Single by Rod Wave

from the album Nostalgia
- Released: September 13, 2023
- Genre: Country trap
- Length: 2:46
- Label: Alamo
- Songwriters: Rodarius Green; Bryan Beachley; Eric Todd-Williams;
- Producers: BeatsByTrain; EgonBeUp; AyoKxnzo; JLH;

Rod Wave singles chronology
| "Come See Me" (2023) | "Boyz Don't Cry" (2023) | "Checkmate" (2023) |

= Boyz Don't Cry (song) =

2023 single by Rod Wave

"Boyz Don't Cry" is a song by American rapper and singer Rod Wave, released on September 13, 2023 as the fourth single from his fifth studio album Nostalgia (2023). It was produced by BeatsbyTrain, EgonBeUp, AyoKxnzo and JLH.

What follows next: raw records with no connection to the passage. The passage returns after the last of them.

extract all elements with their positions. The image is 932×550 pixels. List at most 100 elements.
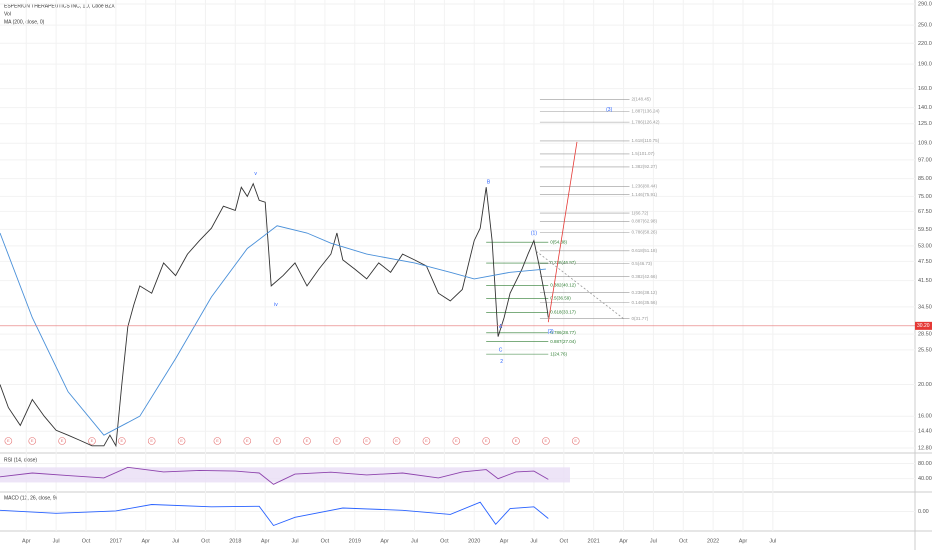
event-label: E — [7, 438, 10, 443]
series-line — [0, 501, 549, 527]
event-marker — [482, 437, 490, 445]
price-label: 97.00 — [918, 157, 932, 163]
price-label: 41.50 — [918, 278, 932, 284]
event-marker — [88, 437, 96, 445]
fib-label: 0.382(42.66) — [632, 274, 658, 279]
price-label: 34.50 — [918, 304, 932, 310]
last-price-box — [915, 321, 932, 330]
time-label: Apr — [739, 538, 748, 544]
time-label: 2018 — [229, 538, 241, 544]
event-marker — [4, 437, 13, 445]
price-label: 140.00 — [918, 105, 932, 111]
event-label: E — [515, 438, 518, 443]
time-label: Jul — [530, 538, 537, 544]
price-label: 250.00 — [918, 23, 932, 29]
macd-label: MACD (12, 26, close, 9) — [4, 495, 58, 501]
fib-label: 1.5(101.07) — [632, 151, 656, 156]
price-label: 220.00 — [918, 41, 932, 47]
time-label: 2021 — [588, 538, 600, 544]
symbol-title: ESPERION THERAPEUTICS INC, 1D, Cboe BZX — [4, 3, 115, 9]
fib-label: 0.5(36.59) — [550, 296, 571, 301]
time-label: Jul — [172, 538, 179, 544]
price-label: 53.00 — [918, 243, 932, 249]
event-marker — [542, 437, 550, 445]
time-label: Jul — [650, 538, 657, 544]
event-label: E — [121, 438, 124, 443]
event-marker — [147, 437, 156, 445]
time-label: 2017 — [110, 538, 122, 544]
event-marker — [452, 437, 461, 445]
event-label: E — [395, 438, 398, 443]
event-label: E — [455, 438, 458, 443]
time-label: 2022 — [707, 538, 719, 544]
time-label: Jul — [53, 538, 60, 544]
price-label: 12.80 — [918, 445, 932, 451]
event-marker — [571, 437, 580, 445]
fib-label: 1(24.76) — [550, 351, 567, 356]
time-label: Oct — [679, 538, 688, 544]
event-label: E — [276, 438, 279, 443]
event-label: E — [216, 438, 219, 443]
time-label: Oct — [560, 538, 569, 544]
time-label: Jul — [411, 538, 418, 544]
fib-label: 1.146(75.91) — [632, 192, 658, 197]
wave-label: 2 — [500, 359, 503, 365]
time-label: 2019 — [349, 538, 361, 544]
price-label: 59.50 — [918, 227, 932, 233]
fib-label: 0.5(46.73) — [632, 261, 653, 266]
rsi-band — [0, 467, 570, 483]
fib-label: 1.382(92.27) — [632, 164, 658, 169]
event-label: E — [180, 438, 183, 443]
event-marker — [118, 437, 126, 445]
wave-label: v — [254, 171, 257, 177]
price-label: 20.00 — [918, 382, 932, 388]
fib-label: 0(31.77) — [632, 316, 649, 321]
event-marker — [362, 437, 371, 445]
vol-label: Vol — [4, 11, 11, 17]
fib-label: 1.786(126.42) — [632, 119, 661, 124]
event-marker — [392, 437, 401, 445]
event-label: E — [425, 438, 428, 443]
event-label: E — [336, 438, 339, 443]
event-marker — [28, 437, 37, 445]
price-label: 28.50 — [918, 332, 932, 338]
fib-label: 1.618(110.75) — [632, 138, 660, 143]
fib-label: 0.786(58.26) — [632, 230, 658, 235]
wave-label: (3) — [606, 107, 612, 113]
event-marker — [303, 437, 311, 445]
event-label: E — [91, 438, 94, 443]
price-label: 0.00 — [918, 509, 929, 515]
time-label: Apr — [619, 538, 628, 544]
fib-label: 1.887(136.24) — [632, 109, 661, 114]
fib-label: 0.887(62.98) — [632, 218, 658, 223]
time-label: Apr — [500, 538, 509, 544]
fib-label: 0.236(46.97) — [550, 260, 576, 265]
time-label: Apr — [22, 538, 31, 544]
event-marker — [58, 437, 66, 445]
fib-label: 0.236(38.12) — [632, 290, 658, 295]
event-marker — [422, 437, 431, 445]
event-marker — [512, 437, 520, 445]
time-label: Oct — [201, 538, 210, 544]
time-label: Oct — [440, 538, 449, 544]
price-label: 16.00 — [918, 414, 932, 420]
rsi-label: RSI (14, close) — [4, 457, 37, 463]
fib-label: 0.382(40.12) — [550, 283, 576, 288]
price-label: 47.50 — [918, 259, 932, 265]
fib-label: 0(54.38) — [550, 239, 567, 244]
fib-label: 1(66.72) — [632, 210, 649, 215]
time-label: Oct — [82, 538, 91, 544]
event-label: E — [150, 438, 153, 443]
time-label: Oct — [321, 538, 330, 544]
price-label: 40.00 — [918, 476, 932, 482]
price-label: 290.00 — [918, 1, 932, 7]
event-label: E — [485, 438, 488, 443]
wave-label: A — [499, 324, 503, 330]
time-label: Jul — [769, 538, 776, 544]
event-marker — [177, 437, 186, 445]
price-label: 109.00 — [918, 141, 932, 147]
price-label: 75.00 — [918, 194, 932, 200]
last-price-label: 30.20 — [917, 323, 930, 329]
fib-label: 1.236(80.44) — [632, 184, 658, 189]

An acoustic version of the song was also released.

==Composition==
"Boyz Don't Cry" has been described as a country song with guitars and trap drums. It consists of one verse, in which Rod Wave sings about his sadness from a breakup, immoral people on the Internet, his happiness from receiving collect calls from an incarcerated friend, and appreciating what he has gained as a musician. He expresses willingness to trade everything in his life for a peace of mind in the chorus, which ends the song.

==Charts==

===Weekly charts===

Weekly chart performance for "Boyz Don't Cry"
| Chart (2023) | Peak position |
|---|---|
| Global 200 (Billboard) | 95 |
| New Zealand Hot Singles (RMNZ) | 30 |
| US Billboard Hot 100 | 25 |
| US Hot R&B/Hip-Hop Songs (Billboard) | 10 |

===Year-end charts===

2024 year-end chart performance for "Boyz Don't Cry"
| Chart (2024) | Position |
|---|---|
| US Hot R&B/Hip-Hop Songs (Billboard) | 98 |

== Certifications ==

| Region | Certification | Certified units/sales |
| United States (RIAA) | Gold | 500,000^{‡} |
^{‡} Sales+streaming figures based on certification alone.